In commissione Senato si cerca la sintesi sulle migliaia di intercettazioni (oltre 95mila nel 2021), dopo la stretta invocata dal Guardasigilli Carlo Nordio e l'apertura ai trojan per alcune ipotesi di criminalità grave, voluta dalla premier Giorgia Meloni, nell'ultimo Consiglio dei ministri prima della pausa estiva, su indicazione del Procuratore nazionale antimafia Giovanni Melillo, per arginare potenziali effetti dirompenti (ma non retroattivi) su processi in corso dopo la sentenza 34895/2022 della Cassazione sulla nozione di «criminalità organizzata».

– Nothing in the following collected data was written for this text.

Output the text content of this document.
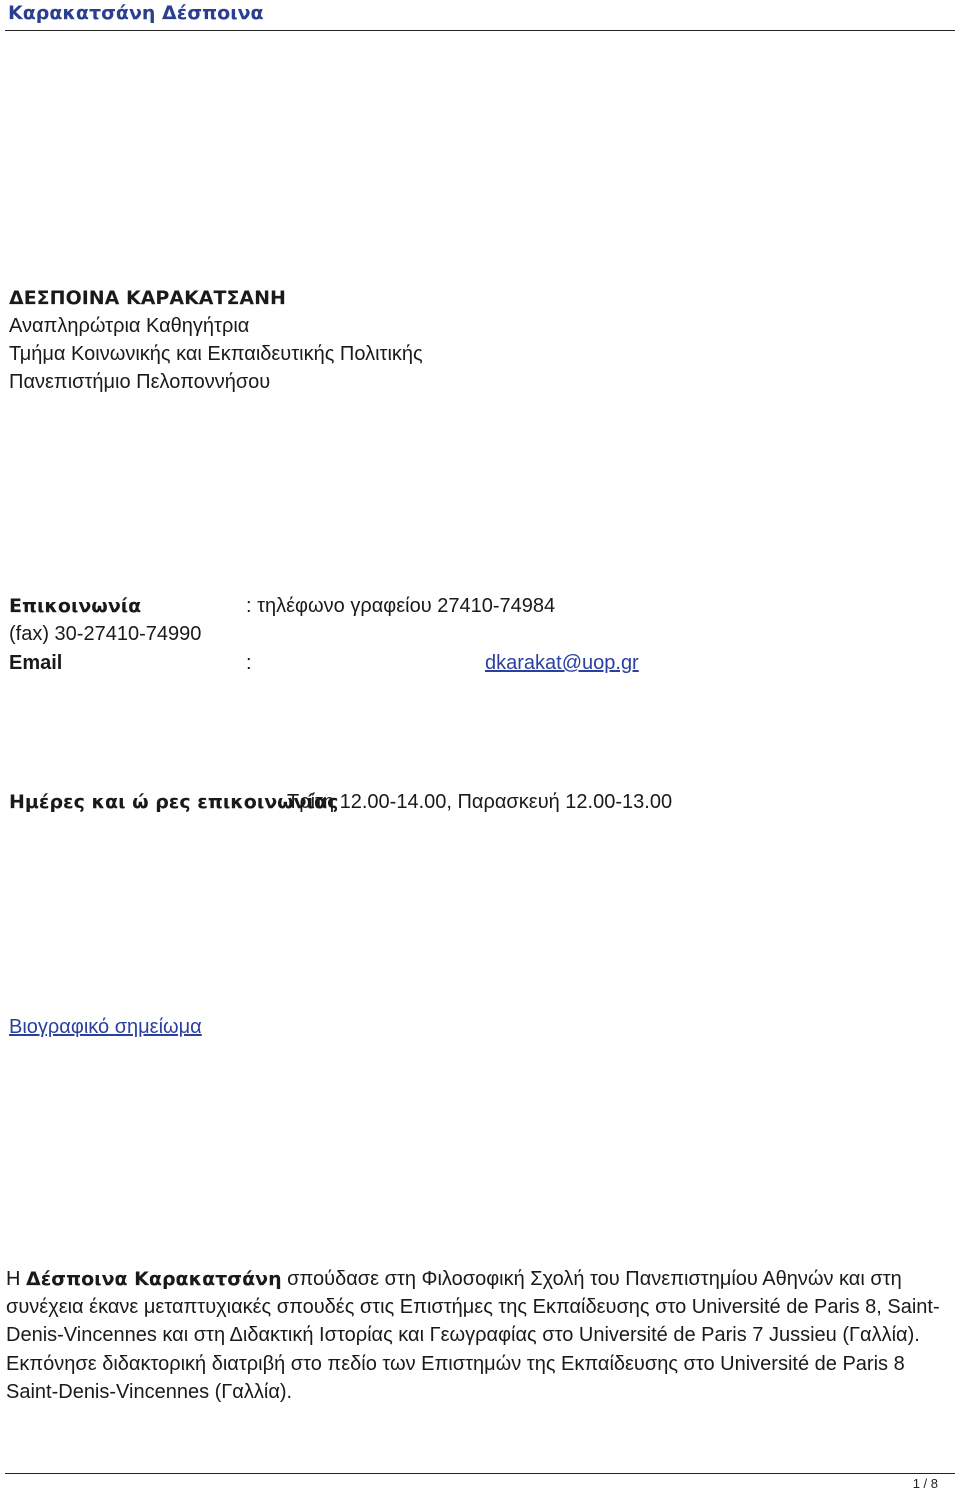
Καρακατσάνη Δέσποινα
ΔΕΣΠΟΙΝΑ ΚΑΡΑΚΑΤΣΑΝΗ
Αναπληρώτρια Καθηγήτρια
Τμήμα Κοινωνικής και Εκπαιδευτικής Πολιτικής
Πανεπιστήμιο Πελοποννήσου
Επικοινωνία	: τηλέφωνο γραφείου 27410-74984
(fax) 30-27410-74990
Email	:	dkarakat@uop.gr
Ημέρες και ώ ρες επικοινωνίας
Τρίτη 12.00-14.00, Παρασκευή 12.00-13.00
Βιογραφικό σημείωμα

Η Δέσποινα Καρακατσάνη σπούδασε στη Φιλοσοφική Σχολή του Πανεπιστημίου Αθηνών και στη συνέχεια έκανε μεταπτυχιακές σπουδές στις Επιστήμες της Εκπαίδευσης στο Université de Paris 8, Saint-Denis-Vincennes και στη Διδακτική Ιστορίας και Γεωγραφίας στο Université de Paris 7 Jussieu (Γαλλία). Εκπόνησε διδακτορική διατριβή στο πεδίο των Επιστημών της Εκπαίδευσης στο Université de Paris 8 Saint-Denis-Vincennes (Γαλλία).

1 / 8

Si va verso quattro server «interdistrettuali» e centralizzati per la loro conservazione (dopo le storture denunciate proprio in commissione, tra attacchi hacker, privacy a rischio e possibile contaminazione delle prove), ma resta il problema del filtro preliminare per evitare che finiscano sui giornali fatti e persone estranee alle indagini, sebbene per chi violerbbe questi divieti secondo le Camere penali le sanzioni sarebbero «inadeguate». «Ma così si altera un equilibrio già raggiunto tra diritto alla riservatezza nel processo e all'informazione che è quello della rilevanza. Se l'intercettazione è trascritta nella perizia perché mai non dovrebbe poter essere pubblicata?», si è chiesto ieri il leader Anm Giuseppe Santalucia in commissione Giustizia al Senato, a cui ha risposto Enrico Costa di Azione, contrario alla giustizia mediatica: «Perché interessa tanto ai magistrati che le intercettazioni vengano pubblicate? Rafforzano le loro inchieste? Pronunciano sentenze anticipate? La luce dei riflettori?».

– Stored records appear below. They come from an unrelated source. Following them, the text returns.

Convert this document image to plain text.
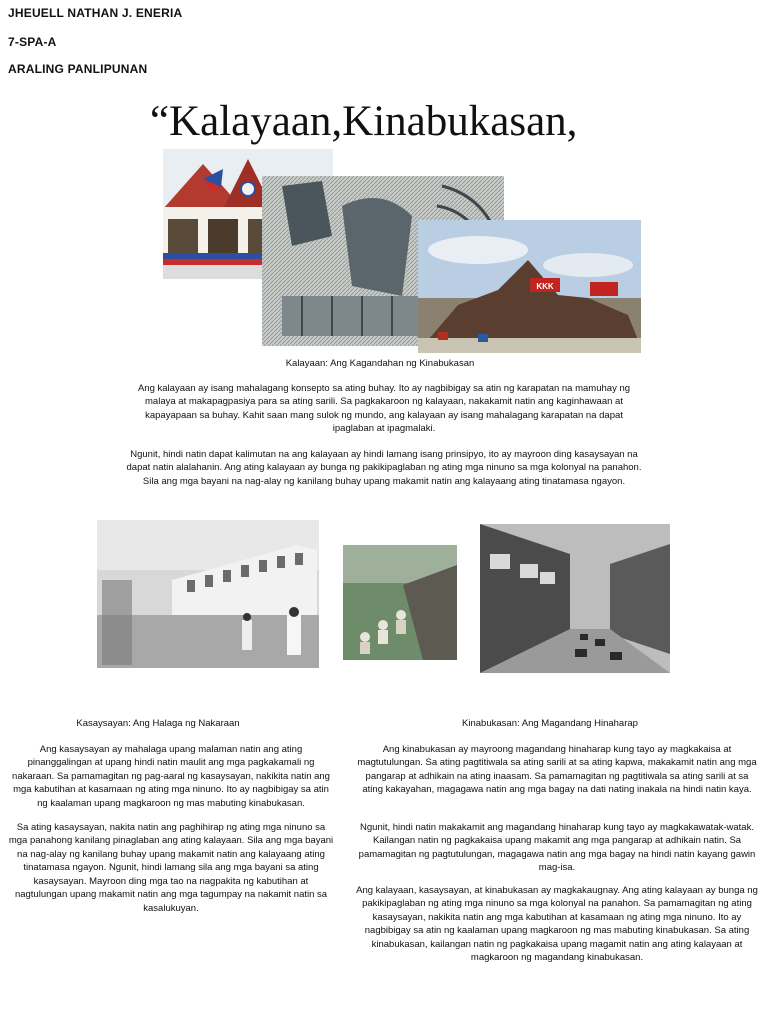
JHEUELL NATHAN J. ENERIA
7-SPA-A
ARALING PANLIPUNAN
“Kalayaan,Kinabukasan,
KKK
Kalayaan: Ang Kagandahan ng Kinabukasan

Ang kalayaan ay isang mahalagang konsepto sa ating buhay. Ito ay nagbibigay sa atin ng karapatan na mamuhay ng malaya at makapagpasiya para sa ating sarili. Sa pagkakaroon ng kalayaan, nakakamit natin ang kaginhawaan at kapayapaan sa buhay. Kahit saan mang sulok ng mundo, ang kalayaan ay isang mahalagang karapatan na dapat ipaglaban at ipagmalaki.

Ngunit, hindi natin dapat kalimutan na ang kalayaan ay hindi lamang isang prinsipyo, ito ay mayroon ding kasaysayan na dapat natin alalahanin. Ang ating kalayaan ay bunga ng pakikipaglaban ng ating mga ninuno sa mga kolonyal na panahon. Sila ang mga bayani na nag-alay ng kanilang buhay upang makamit natin ang kalayaang ating tinatamasa ngayon.

Kasaysayan: Ang Halaga ng Nakaraan

Ang kasaysayan ay mahalaga upang malaman natin ang ating pinanggalingan at upang hindi natin maulit ang mga pagkakamali ng nakaraan. Sa pamamagitan ng pag-aaral ng kasaysayan, nakikita natin ang mga kabutihan at kasamaan ng ating mga ninuno. Ito ay nagbibigay sa atin ng kaalaman upang magkaroon ng mas mabuting kinabukasan.

Sa ating kasaysayan, nakita natin ang paghihirap ng ating mga ninuno sa mga panahong kanilang pinaglaban ang ating kalayaan. Sila ang mga bayani na nag-alay ng kanilang buhay upang makamit natin ang kalayaang ating tinatamasa ngayon. Ngunit, hindi lamang sila ang mga bayani sa ating kasaysayan. Mayroon ding mga tao na nagpakita ng kabutihan at nagtulungan upang makamit natin ang mga tagumpay na nakamit natin sa kasalukuyan.

Kinabukasan: Ang Magandang Hinaharap

Ang kinabukasan ay mayroong magandang hinaharap kung tayo ay magkakaisa at magtutulungan. Sa ating pagtitiwala sa ating sarili at sa ating kapwa, makakamit natin ang mga pangarap at adhikain na ating inaasam. Sa pamamagitan ng pagtitiwala sa ating sarili at sa ating kakayahan, magagawa natin ang mga bagay na dati nating inakala na hindi natin kaya.

Ngunit, hindi natin makakamit ang magandang hinaharap kung tayo ay magkakawatak-watak. Kailangan natin ng pagkakaisa upang makamit ang mga pangarap at adhikain natin. Sa pamamagitan ng pagtutulungan, magagawa natin ang mga bagay na hindi natin kayang gawin mag-isa.

Ang kalayaan, kasaysayan, at kinabukasan ay magkakaugnay. Ang ating kalayaan ay bunga ng pakikipaglaban ng ating mga ninuno sa mga kolonyal na panahon. Sa pamamagitan ng ating kasaysayan, nakikita natin ang mga kabutihan at kasamaan ng ating mga ninuno. Ito ay nagbibigay sa atin ng kaalaman upang magkaroon ng mas mabuting kinabukasan. Sa ating kinabukasan, kailangan natin ng pagkakaisa upang magamit natin ang ating kalayaan at magkaroon ng magandang kinabukasan.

Forza Italia non molla sull'abuso d'ufficio, come ha ribadito ieri Pierantonio Zanettin («serve l'abolizione totale»), anche Nordio è convinto che sia un reato troppo vago, rimaneggiato più volte (l'ultima nel 2020) e con pochissime condanne.

L'Anm è divisa, per Franco Coppi «toglierlo vorrà dire che i Pm procederanno per corruzione», i sindaci fanno spallucce ma sotto sotto tifano perché venga cancellato, al netto dei distinguo sulle «modifiche necessarie» del presidente Anci Antonio Decaro, mentre M5s e Pd suonano la grancassa: così si favoriscono i corrotti perché è un reato spia per la Pubblica amministrazione, come sostiene anche il presidente dell'Anac Giuseppe Busia che parla di potenziali «gravi vuoti normativi» che ci allontanano dall'Europa. Come se la malagiustizia non fosse la mamma di tutte le bacchettate che la Corte europea dei diritti dell'uomo ci infligge.